Objective: To define the functional significance of increased miR-155 expression in myeloid cells in multiple sclerosis (MS).
Methods: miR-155 expression levels were measured in CD14+ monocytes from untreated relapsing-remitting MS patients and compared to healthy controls. Similar microRNA (miRNA) analyses were performed in laser-captured CD68+ cells from perivascular (blood-derived macrophages) and parenchymal (microglia) brain regions in both active MS lesions and noninflammatory cases. Using human adult blood-derived macrophages and brain-derived microglia, in vitro experiments were performed to demonstrate how miR-155 influences the polarization state, phenotype, and functional properties of myeloid cells, in addition to their ability to subsequently impact adaptive T-cell responses.
Results: In MS, miR-155 expression was significantly increased in both peripheral circulating CD14+ monocytes and active lesions (CD68+ cells) compared to control donor monocytes and parenchymal microglia, respectively. In vitro, miR-155 was significantly increased in both M1-polarized primary human macrophages and microglia. Transfection of an miR-155 mimic increased proinflammatory cytokine secretion and costimulatory surface marker expression in both cell types; an miR-155 inhibitor decreased proinflammatory cytokine expression. Coculture experiments demonstrated that allogeneic T-cell responses were significantly enhanced in the presence of miR-155-transfected myeloid cells compared to controls.

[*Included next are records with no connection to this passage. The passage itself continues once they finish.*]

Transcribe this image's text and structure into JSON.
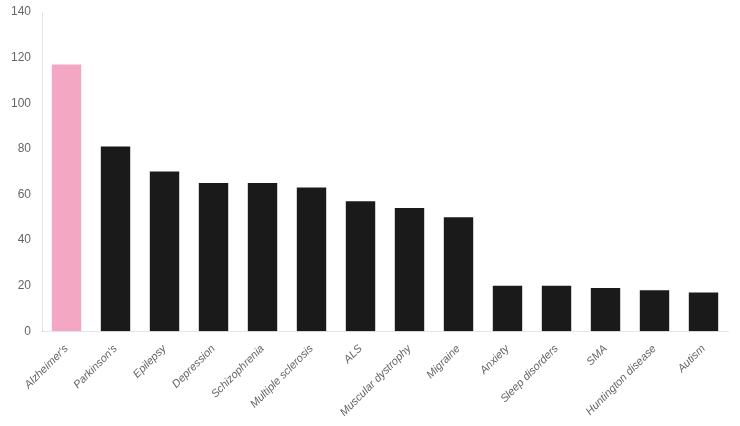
{
  "chart_data": {
    "type": "bar",
    "categories": [
      "Alzheimer's",
      "Parkinson's",
      "Epilepsy",
      "Depression",
      "Schizophrenia",
      "Multiple sclerosis",
      "ALS",
      "Muscular dystrophy",
      "Migraine",
      "Anxiety",
      "Sleep disorders",
      "SMA",
      "Huntington disease",
      "Autism"
    ],
    "values": [
      117,
      81,
      70,
      65,
      65,
      63,
      57,
      54,
      50,
      20,
      20,
      19,
      18,
      17
    ],
    "colors": [
      "#f4a7c3",
      "#1a1a1a",
      "#1a1a1a",
      "#1a1a1a",
      "#1a1a1a",
      "#1a1a1a",
      "#1a1a1a",
      "#1a1a1a",
      "#1a1a1a",
      "#1a1a1a",
      "#1a1a1a",
      "#1a1a1a",
      "#1a1a1a",
      "#1a1a1a"
    ],
    "ylim": [
      0,
      140
    ],
    "yticks": [
      0,
      20,
      40,
      60,
      80,
      100,
      120,
      140
    ],
    "grid": false
  }
}
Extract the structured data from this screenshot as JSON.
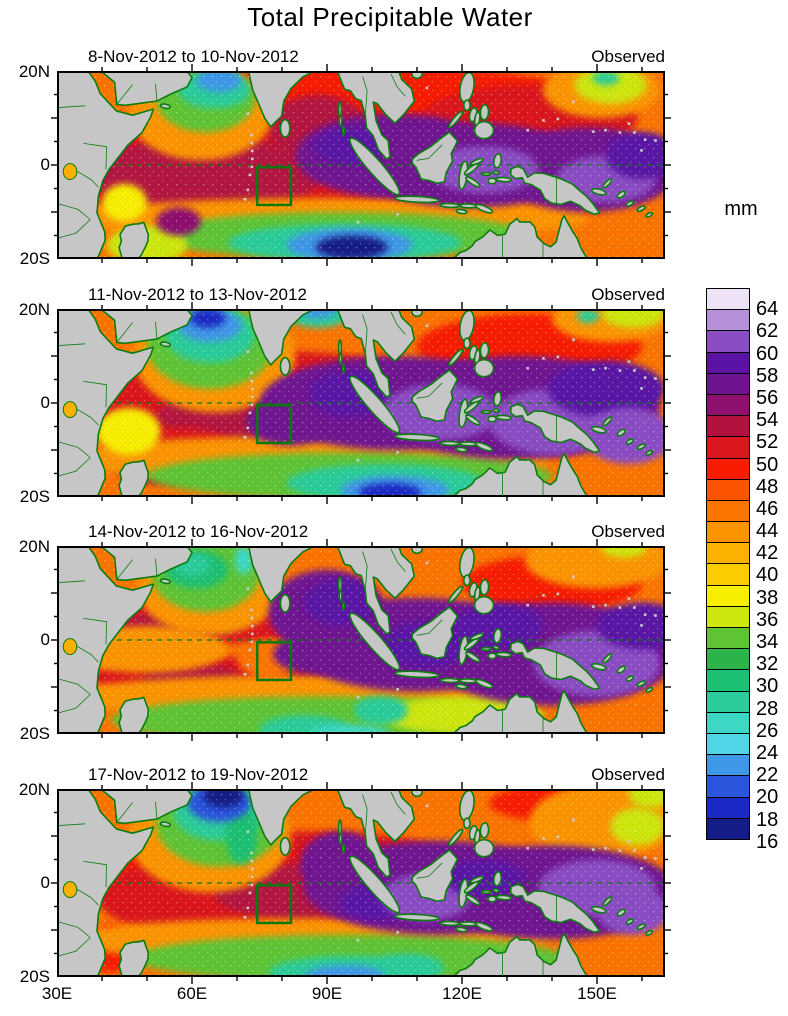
{
  "title": "Total Precipitable Water",
  "chart_data": {
    "type": "heatmap",
    "title": "Total Precipitable Water",
    "unit": "mm",
    "lon_range": [
      "30E",
      "165E"
    ],
    "lat_range": [
      "20S",
      "20N"
    ],
    "x_tick_labels": [
      "30E",
      "60E",
      "90E",
      "120E",
      "150E"
    ],
    "y_tick_labels": [
      "20N",
      "0",
      "20S"
    ],
    "land_color": "#c6c6c6",
    "coast_color": "#0b7c10",
    "colorbar": {
      "unit": "mm",
      "orientation": "vertical",
      "position": "right",
      "tick_labels": [
        64,
        62,
        60,
        58,
        56,
        54,
        52,
        50,
        48,
        46,
        44,
        42,
        40,
        38,
        36,
        34,
        32,
        30,
        28,
        26,
        24,
        22,
        20,
        18,
        16
      ],
      "colors": [
        "#eee3f6",
        "#b58fd8",
        "#8b4dc3",
        "#5a13a5",
        "#701391",
        "#8f106e",
        "#b3123f",
        "#da161f",
        "#f81c03",
        "#fc5400",
        "#fc7400",
        "#fc9400",
        "#fcb000",
        "#fccc00",
        "#f8ee00",
        "#cde60e",
        "#5ec434",
        "#2cb44a",
        "#1cc072",
        "#2ccc9a",
        "#3cd8c4",
        "#50d4e6",
        "#3f97e8",
        "#2b55dd",
        "#1b2ac4",
        "#131c87"
      ]
    },
    "equator_line": {
      "lat": 0,
      "style": "dashed",
      "color": "#0d7a12"
    },
    "annotation_box": {
      "lon_min": 74.5,
      "lon_max": 82,
      "lat_min": -8.5,
      "lat_max": -0.5,
      "color": "#0a7a0f"
    },
    "panels": [
      {
        "period": "8-Nov-2012 to 10-Nov-2012",
        "source": "Observed",
        "base_mm": 45,
        "blobs": [
          [
            100,
            13,
            52,
            8,
            49
          ],
          [
            135,
            10,
            24,
            7,
            51
          ],
          [
            70,
            0,
            42,
            12,
            51
          ],
          [
            63,
            -2,
            26,
            8,
            53
          ],
          [
            88,
            8,
            11,
            7,
            53
          ],
          [
            110,
            -10,
            13,
            3.5,
            49
          ],
          [
            90,
            -11.5,
            58,
            4.5,
            43
          ],
          [
            62,
            11,
            16,
            10,
            43
          ],
          [
            151,
            16,
            13,
            6,
            43
          ],
          [
            93,
            -15,
            42,
            5,
            33
          ],
          [
            50,
            -17,
            9,
            4,
            35
          ],
          [
            45,
            -8,
            5,
            4,
            37
          ],
          [
            63,
            14,
            11,
            7,
            33
          ],
          [
            153,
            17,
            8,
            4,
            35
          ],
          [
            94,
            -16.5,
            26,
            4,
            27
          ],
          [
            65,
            16,
            8,
            4,
            27
          ],
          [
            152,
            18.5,
            3,
            1.5,
            27
          ],
          [
            95,
            -17,
            14,
            3.5,
            21
          ],
          [
            66,
            18,
            5,
            2.5,
            21
          ],
          [
            95.5,
            -17.5,
            8,
            2.5,
            15
          ],
          [
            105,
            2,
            22,
            9,
            57
          ],
          [
            122,
            0,
            26,
            9,
            57
          ],
          [
            148,
            -1,
            20,
            9,
            57
          ],
          [
            95,
            4,
            8,
            4,
            59
          ],
          [
            125,
            -1,
            12,
            5,
            61
          ],
          [
            152,
            -3,
            11,
            5,
            61
          ],
          [
            160,
            2,
            8,
            5,
            59
          ],
          [
            57,
            -12,
            5,
            3,
            55
          ]
        ]
      },
      {
        "period": "11-Nov-2012 to 13-Nov-2012",
        "source": "Observed",
        "base_mm": 45,
        "blobs": [
          [
            55,
            1,
            22,
            6,
            49
          ],
          [
            135,
            12,
            25,
            7,
            49
          ],
          [
            80,
            -1,
            40,
            12,
            51
          ],
          [
            80,
            -3,
            28,
            7,
            53
          ],
          [
            55,
            -11,
            16,
            6,
            51
          ],
          [
            52,
            -13,
            9,
            4,
            53
          ],
          [
            138,
            -8,
            10,
            4,
            47
          ],
          [
            85,
            -12,
            55,
            5,
            43
          ],
          [
            65,
            10,
            18,
            12,
            43
          ],
          [
            153,
            18,
            13,
            5,
            43
          ],
          [
            95,
            -15.5,
            45,
            5,
            33
          ],
          [
            46,
            -6,
            7,
            5,
            37
          ],
          [
            64,
            12,
            14,
            9,
            33
          ],
          [
            158,
            19,
            7,
            3,
            35
          ],
          [
            103,
            -17,
            22,
            4,
            27
          ],
          [
            64,
            14.5,
            10,
            6,
            27
          ],
          [
            88,
            19,
            7,
            3,
            27
          ],
          [
            148,
            18.5,
            2.5,
            1.5,
            27
          ],
          [
            105,
            -18.5,
            12,
            3,
            21
          ],
          [
            64,
            16.5,
            7,
            3.5,
            21
          ],
          [
            88,
            20,
            4,
            2,
            21
          ],
          [
            104,
            -19,
            7,
            2,
            17
          ],
          [
            63.5,
            18,
            4,
            2,
            17
          ],
          [
            105,
            0,
            30,
            10,
            57
          ],
          [
            132,
            -1,
            32,
            11,
            57
          ],
          [
            82,
            -4,
            10,
            5,
            57
          ],
          [
            95,
            2,
            9,
            5,
            59
          ],
          [
            115,
            -2,
            13,
            6,
            61
          ],
          [
            140,
            -4,
            14,
            7,
            61
          ],
          [
            152,
            3,
            13,
            6,
            59
          ],
          [
            157,
            -7,
            10,
            6,
            61
          ]
        ]
      },
      {
        "period": "14-Nov-2012 to 16-Nov-2012",
        "source": "Observed",
        "base_mm": 45,
        "blobs": [
          [
            60,
            4,
            28,
            5,
            51
          ],
          [
            57,
            3,
            14,
            3,
            53
          ],
          [
            140,
            12,
            20,
            6,
            49
          ],
          [
            75,
            -8,
            40,
            4.5,
            51
          ],
          [
            60,
            -8,
            11,
            3,
            53
          ],
          [
            95,
            -8,
            12,
            3,
            53
          ],
          [
            50,
            -2,
            18,
            5,
            43
          ],
          [
            77,
            -4,
            7,
            4,
            45
          ],
          [
            85,
            -12,
            55,
            4.5,
            43
          ],
          [
            64,
            11,
            16,
            10,
            43
          ],
          [
            150,
            17,
            16,
            6,
            43
          ],
          [
            90,
            -17,
            48,
            5,
            33
          ],
          [
            120,
            -16,
            18,
            4,
            35
          ],
          [
            63,
            14,
            12,
            8,
            33
          ],
          [
            156,
            19.5,
            5,
            2,
            35
          ],
          [
            61,
            15,
            7,
            4,
            29
          ],
          [
            85,
            -19,
            10,
            3,
            27
          ],
          [
            102,
            -15,
            6,
            3,
            27
          ],
          [
            95,
            -20,
            9,
            2,
            25
          ],
          [
            60,
            16,
            4,
            2.5,
            27
          ],
          [
            71.5,
            17,
            2,
            3,
            25
          ],
          [
            90,
            6,
            13,
            9,
            57
          ],
          [
            110,
            -1,
            28,
            10,
            57
          ],
          [
            140,
            -3,
            28,
            11,
            57
          ],
          [
            86,
            -3,
            8,
            4,
            57
          ],
          [
            93,
            8,
            8,
            5,
            59
          ],
          [
            112,
            -1,
            10,
            5,
            59
          ],
          [
            128,
            3,
            10,
            5,
            59
          ],
          [
            150,
            -5,
            14,
            7,
            61
          ],
          [
            160,
            3,
            10,
            5,
            59
          ]
        ]
      },
      {
        "period": "17-Nov-2012 to 19-Nov-2012",
        "source": "Observed",
        "base_mm": 45,
        "blobs": [
          [
            85,
            5,
            33,
            6,
            51
          ],
          [
            55,
            2,
            20,
            5,
            49
          ],
          [
            75,
            -3,
            36,
            10,
            51
          ],
          [
            85,
            -2,
            20,
            6,
            53
          ],
          [
            42,
            -14,
            6,
            5,
            49
          ],
          [
            142,
            17,
            16,
            4,
            49
          ],
          [
            135,
            -7,
            11,
            4,
            47
          ],
          [
            85,
            -12,
            55,
            4.5,
            43
          ],
          [
            64,
            10,
            18,
            12,
            43
          ],
          [
            151,
            13,
            16,
            8,
            43
          ],
          [
            95,
            -16,
            48,
            5,
            33
          ],
          [
            66,
            12.5,
            14,
            9,
            33
          ],
          [
            159,
            12,
            6,
            4,
            35
          ],
          [
            162,
            19,
            5,
            3,
            35
          ],
          [
            95,
            -19,
            18,
            3.5,
            27
          ],
          [
            66,
            15,
            10,
            6,
            27
          ],
          [
            108,
            -18,
            8,
            3,
            27
          ],
          [
            71,
            10,
            3.5,
            6,
            29
          ],
          [
            94,
            -20,
            9,
            2.5,
            21
          ],
          [
            66,
            17,
            7,
            4,
            19
          ],
          [
            67,
            18.5,
            4.5,
            2.5,
            15
          ],
          [
            93,
            4,
            9,
            7,
            57
          ],
          [
            115,
            -1,
            30,
            10,
            57
          ],
          [
            140,
            -2,
            28,
            10,
            57
          ],
          [
            101,
            -4,
            8,
            4,
            59
          ],
          [
            112,
            -3,
            10,
            5,
            61
          ],
          [
            125,
            1,
            9,
            4,
            59
          ],
          [
            150,
            -1,
            13,
            6,
            61
          ],
          [
            158,
            -6,
            8,
            5,
            61
          ]
        ]
      }
    ]
  }
}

Interpretation: Our results demonstrate that miR-155 regulates proinflammatory responses in both blood-derived and central nervous system (CNS)-resident myeloid cells, in addition to impacting subsequent adaptive immune responses. Differential miRNA expression may therefore provide insight into mechanisms responsible for distinct phenotypic and functional properties of myeloid cells, thus impacting their ability to influence CNS injury and repair.
© 2013 American Neurological Association.